2. To my knowledge humans have not once created a technological advance that at a certain level of technological sophistication has succeeded on the first try. This necessarily means that the only chance is to reach an alignment level ahead of reaching a capability level - which given we are a species who learn through testing (as is patently true in the nature of our current scientific paradigm) necessitates a belief in generalisation across capability levels such that we may infer our ability to align at the next stage of capability from a previous level of capability (let's call it ratio of transference). I don't see any logical reason why this belief holds as certain, nor a basis in which a prior can be established.
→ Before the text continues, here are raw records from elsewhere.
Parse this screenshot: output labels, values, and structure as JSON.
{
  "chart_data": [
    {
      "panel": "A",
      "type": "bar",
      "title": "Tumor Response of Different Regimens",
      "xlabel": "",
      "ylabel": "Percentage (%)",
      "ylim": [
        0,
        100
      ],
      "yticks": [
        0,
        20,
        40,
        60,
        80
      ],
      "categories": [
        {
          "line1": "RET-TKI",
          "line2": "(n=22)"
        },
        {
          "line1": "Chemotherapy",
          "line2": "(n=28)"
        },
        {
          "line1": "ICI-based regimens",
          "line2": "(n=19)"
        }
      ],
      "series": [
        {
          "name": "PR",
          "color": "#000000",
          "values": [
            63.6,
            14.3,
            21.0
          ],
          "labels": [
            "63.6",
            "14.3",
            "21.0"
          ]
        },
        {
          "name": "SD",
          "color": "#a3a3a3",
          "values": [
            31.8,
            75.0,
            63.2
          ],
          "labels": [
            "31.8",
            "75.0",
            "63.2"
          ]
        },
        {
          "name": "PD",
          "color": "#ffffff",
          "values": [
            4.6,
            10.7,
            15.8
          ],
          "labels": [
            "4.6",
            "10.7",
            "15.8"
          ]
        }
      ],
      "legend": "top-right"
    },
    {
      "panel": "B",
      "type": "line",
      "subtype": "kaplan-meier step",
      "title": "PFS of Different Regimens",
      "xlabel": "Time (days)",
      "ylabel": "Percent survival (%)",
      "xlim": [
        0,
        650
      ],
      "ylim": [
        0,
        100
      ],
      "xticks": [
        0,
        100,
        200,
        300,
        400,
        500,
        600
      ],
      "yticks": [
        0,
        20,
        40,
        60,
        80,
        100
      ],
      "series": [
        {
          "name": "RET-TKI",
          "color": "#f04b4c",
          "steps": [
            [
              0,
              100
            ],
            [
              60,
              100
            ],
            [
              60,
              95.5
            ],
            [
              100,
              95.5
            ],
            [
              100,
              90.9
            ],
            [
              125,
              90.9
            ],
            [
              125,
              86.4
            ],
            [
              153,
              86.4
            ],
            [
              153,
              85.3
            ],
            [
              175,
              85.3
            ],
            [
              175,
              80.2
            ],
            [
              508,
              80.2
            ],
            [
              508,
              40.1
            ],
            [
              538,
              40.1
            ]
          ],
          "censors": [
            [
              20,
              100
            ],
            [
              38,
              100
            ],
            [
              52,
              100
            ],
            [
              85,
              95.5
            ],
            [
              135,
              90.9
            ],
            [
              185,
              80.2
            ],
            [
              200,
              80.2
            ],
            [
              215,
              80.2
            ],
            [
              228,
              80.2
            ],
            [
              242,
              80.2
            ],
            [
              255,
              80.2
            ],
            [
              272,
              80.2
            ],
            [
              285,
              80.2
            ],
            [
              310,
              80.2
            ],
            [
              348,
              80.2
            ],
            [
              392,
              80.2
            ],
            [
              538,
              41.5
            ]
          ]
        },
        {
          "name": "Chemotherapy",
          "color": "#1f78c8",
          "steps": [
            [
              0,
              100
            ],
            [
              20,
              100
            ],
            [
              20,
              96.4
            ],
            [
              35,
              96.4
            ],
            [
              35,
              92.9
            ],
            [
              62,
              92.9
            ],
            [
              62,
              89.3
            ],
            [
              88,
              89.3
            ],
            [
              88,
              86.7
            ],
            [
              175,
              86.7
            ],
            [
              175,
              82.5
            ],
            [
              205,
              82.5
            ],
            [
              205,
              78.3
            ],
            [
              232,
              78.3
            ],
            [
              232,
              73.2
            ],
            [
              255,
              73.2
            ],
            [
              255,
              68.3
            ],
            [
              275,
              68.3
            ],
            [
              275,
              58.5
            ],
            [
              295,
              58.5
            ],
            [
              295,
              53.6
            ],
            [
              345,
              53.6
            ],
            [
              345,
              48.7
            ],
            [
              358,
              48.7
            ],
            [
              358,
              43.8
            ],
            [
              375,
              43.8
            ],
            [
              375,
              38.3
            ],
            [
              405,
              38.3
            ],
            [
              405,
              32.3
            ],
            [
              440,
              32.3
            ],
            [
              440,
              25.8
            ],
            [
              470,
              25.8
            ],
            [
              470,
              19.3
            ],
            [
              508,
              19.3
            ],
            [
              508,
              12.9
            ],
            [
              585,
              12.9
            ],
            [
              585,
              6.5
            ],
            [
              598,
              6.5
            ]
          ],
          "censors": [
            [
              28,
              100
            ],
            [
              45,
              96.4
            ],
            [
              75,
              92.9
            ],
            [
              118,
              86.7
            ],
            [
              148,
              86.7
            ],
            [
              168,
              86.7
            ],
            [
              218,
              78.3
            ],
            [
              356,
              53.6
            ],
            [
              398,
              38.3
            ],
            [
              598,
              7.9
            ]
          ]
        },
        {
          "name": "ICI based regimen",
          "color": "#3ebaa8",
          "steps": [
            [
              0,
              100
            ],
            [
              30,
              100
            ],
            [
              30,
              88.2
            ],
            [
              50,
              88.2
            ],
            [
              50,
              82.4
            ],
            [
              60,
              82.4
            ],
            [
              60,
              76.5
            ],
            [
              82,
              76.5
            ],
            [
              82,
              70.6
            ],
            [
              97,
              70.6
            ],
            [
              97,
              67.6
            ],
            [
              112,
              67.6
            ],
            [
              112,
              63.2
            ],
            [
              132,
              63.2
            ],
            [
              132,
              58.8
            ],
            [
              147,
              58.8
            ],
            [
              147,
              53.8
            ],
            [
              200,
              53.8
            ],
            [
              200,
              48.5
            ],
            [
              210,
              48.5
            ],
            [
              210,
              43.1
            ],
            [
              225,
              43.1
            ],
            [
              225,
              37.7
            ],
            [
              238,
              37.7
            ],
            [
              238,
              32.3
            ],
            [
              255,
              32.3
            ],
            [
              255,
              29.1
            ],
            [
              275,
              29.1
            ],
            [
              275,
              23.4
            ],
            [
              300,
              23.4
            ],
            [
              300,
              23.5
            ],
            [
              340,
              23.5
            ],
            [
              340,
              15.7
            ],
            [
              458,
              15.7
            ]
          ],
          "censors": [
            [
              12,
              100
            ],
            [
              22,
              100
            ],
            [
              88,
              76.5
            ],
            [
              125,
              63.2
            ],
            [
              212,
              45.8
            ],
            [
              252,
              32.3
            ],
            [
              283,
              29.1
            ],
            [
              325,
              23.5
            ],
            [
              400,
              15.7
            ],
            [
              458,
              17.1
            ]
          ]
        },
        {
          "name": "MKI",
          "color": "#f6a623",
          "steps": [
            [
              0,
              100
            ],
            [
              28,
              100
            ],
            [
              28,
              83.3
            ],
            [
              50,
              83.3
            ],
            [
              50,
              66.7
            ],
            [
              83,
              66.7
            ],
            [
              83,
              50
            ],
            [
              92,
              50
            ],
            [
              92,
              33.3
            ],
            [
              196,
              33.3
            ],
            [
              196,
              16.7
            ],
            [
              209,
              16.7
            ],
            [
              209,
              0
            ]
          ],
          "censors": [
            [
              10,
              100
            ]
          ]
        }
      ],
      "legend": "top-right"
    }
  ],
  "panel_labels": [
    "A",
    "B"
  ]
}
What is the equivalent well researched discipline through which we are forming belief that generalising into lower abstraction space holds the laws we have established at higher abstraction space? Indeed - it seems to me that it is the nature of scientific discovery that as we understand more, laws at previous abstraction layers break. I would argue that the most intellectually honest position is that generalisation of our alignment ability into higher tier capability levels is one of symmetric ignorance, which, given asymmetric outcomes, pushes the burden of proof on the more optimistic side of the debate. I am aware of the early experiments at lower ability level and that they held at higher levels - but we need similar functions to exist in other domains from which we can infer that the shape of the function, and indeed a stable function, will hold. Indeed, the nature of this ignorance is strongest support within my mental model that the pessimism / optimism collapses in how a researcher navigates this particular question.

Further to this - the nature of human historic invention of complex systems is one of trial and error - and indeed, it is the primary way we understand how complex systems should be build, as the feedback loop from the environment is critical to well establishing the system. This, intuitively, means that due to AI being a complex system, AGI is structurally a one-shot problem.

Therefore, my core presuppositions boil down to:

1. We don't know what human morals are with any degree of epistemic certainty
2. ...even if we did we don't know how to control and align our closest analogue - a human level intelligence to any operationalisable level except power application - which gives rise to power games.
3. We have as a species never technologically progressed without failing first

From my current reading of the world, the probability that we as a species can define what "aligning an intelligence" means with any degree of epistemic certainty that would be necessary to explore the solution space well is infinitesimally small. I would go as far as to say that the epistemic uncertainty holds ad infinitum, but certainly in the present is what i intuitively feel as true. And therefore, under my mental model, even the goal of alignment is not understood with a high degree of epistemic certainty - let alone the mechanisation of how to do it.

My reasoning above is orthogonal to the question of should someone be doing alignment. Obviously, given we're in a negative-sum game (trivially true) to build super-intelligence, whether it's possible is irrelevant, and we should try. I make no normative statements in the above post.

Reading the Mythos model card - the level of confidence at which lower incidence at misalignment benchmarks is read as “more alignment” feels very under-calibrated.

For any reduction on alignment benchmarks two competing hypotheses are potentially true:

Alignment is better
Model is better at hiding misalignment

Additionally, newer models, unlike older ones, are actually tested by interpretability tools, not just by reading the CoT to determine verbalised eval awareness.